Seattle Enacts Gig Worker Paid Sick & Safe Time Ordinance During COVID-19 Crisis
Sherry L. Talton & Jonathan M. Minear
The Seattle City Council has enacted the Paid Sick and Safe Time for Gig Workers Ordinance, which temporarily provides paid sick and safe time (PSST) to “gig workers” for online-based food delivery network companies and drivers of transportation network companies with 250 or more gig workers worldwide. The ordinance takes effect Jul. 13, 2020, and ends 180 days after either (1) the termination of the Mayor’s civil emergency, or (2) the termination of any concurrent civil emergency applicable to Seattle that is proclaimed by a public official in response to COVID-19, whichever is later. However, the law’s other legal requirements, such as recordkeeping, will stay in effect for three years.
This law applies to all such gig workers who had a work-related stop in Seattle at least once in the 90 calendar days before requesting to use PSST. These gig workers may use PSST in 24-hour increments for any reason covered by the ordinance, including:
- caring for themselves or a family member for a physical or mental health condition, including a doctor’s appointment;
- caring for themselves, a family member, or a household member for reasons related to domestic violence, sexual assault, or stalking;
- when their family member’s school or place of care has been closed; and
- if the company reduces, suspends, or discontinues operations for health or safety related reasons.
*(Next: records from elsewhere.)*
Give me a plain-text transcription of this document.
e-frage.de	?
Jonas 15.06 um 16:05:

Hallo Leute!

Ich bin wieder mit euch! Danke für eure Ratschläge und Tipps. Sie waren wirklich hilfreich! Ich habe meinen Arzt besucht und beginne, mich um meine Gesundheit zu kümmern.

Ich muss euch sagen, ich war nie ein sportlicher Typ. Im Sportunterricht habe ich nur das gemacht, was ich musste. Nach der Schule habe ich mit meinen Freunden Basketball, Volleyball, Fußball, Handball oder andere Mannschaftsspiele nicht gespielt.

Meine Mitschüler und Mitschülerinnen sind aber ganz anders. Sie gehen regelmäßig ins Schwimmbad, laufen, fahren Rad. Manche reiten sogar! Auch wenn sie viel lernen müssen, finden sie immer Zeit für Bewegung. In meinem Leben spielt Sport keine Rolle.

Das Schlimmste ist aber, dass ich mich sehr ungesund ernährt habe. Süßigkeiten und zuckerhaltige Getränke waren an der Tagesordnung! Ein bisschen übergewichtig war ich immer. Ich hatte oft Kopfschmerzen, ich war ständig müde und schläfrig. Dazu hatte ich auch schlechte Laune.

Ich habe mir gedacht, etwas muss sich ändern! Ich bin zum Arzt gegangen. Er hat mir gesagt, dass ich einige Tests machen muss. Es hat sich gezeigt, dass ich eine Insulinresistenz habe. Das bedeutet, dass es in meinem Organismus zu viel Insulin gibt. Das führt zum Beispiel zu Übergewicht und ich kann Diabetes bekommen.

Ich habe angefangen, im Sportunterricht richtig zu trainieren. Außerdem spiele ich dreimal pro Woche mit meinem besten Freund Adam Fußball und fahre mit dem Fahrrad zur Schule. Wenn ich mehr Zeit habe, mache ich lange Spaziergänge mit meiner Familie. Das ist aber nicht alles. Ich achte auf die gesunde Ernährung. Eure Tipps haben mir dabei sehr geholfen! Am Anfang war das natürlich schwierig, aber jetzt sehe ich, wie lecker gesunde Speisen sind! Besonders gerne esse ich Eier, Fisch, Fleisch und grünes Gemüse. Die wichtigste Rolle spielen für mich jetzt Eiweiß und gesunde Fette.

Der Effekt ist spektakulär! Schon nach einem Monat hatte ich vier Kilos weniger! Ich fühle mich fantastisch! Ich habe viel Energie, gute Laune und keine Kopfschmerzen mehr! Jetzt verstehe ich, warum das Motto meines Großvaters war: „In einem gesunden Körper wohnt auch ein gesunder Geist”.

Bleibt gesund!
The ordinance will require covered entities to pay a gig worker his or her “average daily compensation,” which is based on each day worked for the covered entity during the highest earning calendar month since Oct. 1, 2019, or since the commencement of work for the company, whichever date is latest.
There are two options to calculate accrual of PSST. First, covered entities can provide gig workers one day of PSST for every 30 calendar days worked in whole or in part in Seattle since Oct. 1, 2019, or upon starting the gig, whichever is later. Alternatively, covered entities can simply provide five days of PSST to gig workers starting on the ordinance’s effective date and let them start accruing one day of PSST for every 30 calendar days going forward.
In certain circumstances, hiring entities may be able to request reasonable verification from the gig worker after three consecutive days of PSST.
Covered entities must create a written PSST policy and provide at least monthly notification of the gig worker’s average daily compensation, and the accrued, used, and available PSST.
This law creates a private right of action for violations of the ordinance. Prevailing gig workers can recover treble (3x) economic damages, interest, a monetary penalty for retaliation, and reasonable attorney fees and costs. Gig workers can also bring actions on a class basis and obtain equitable relief.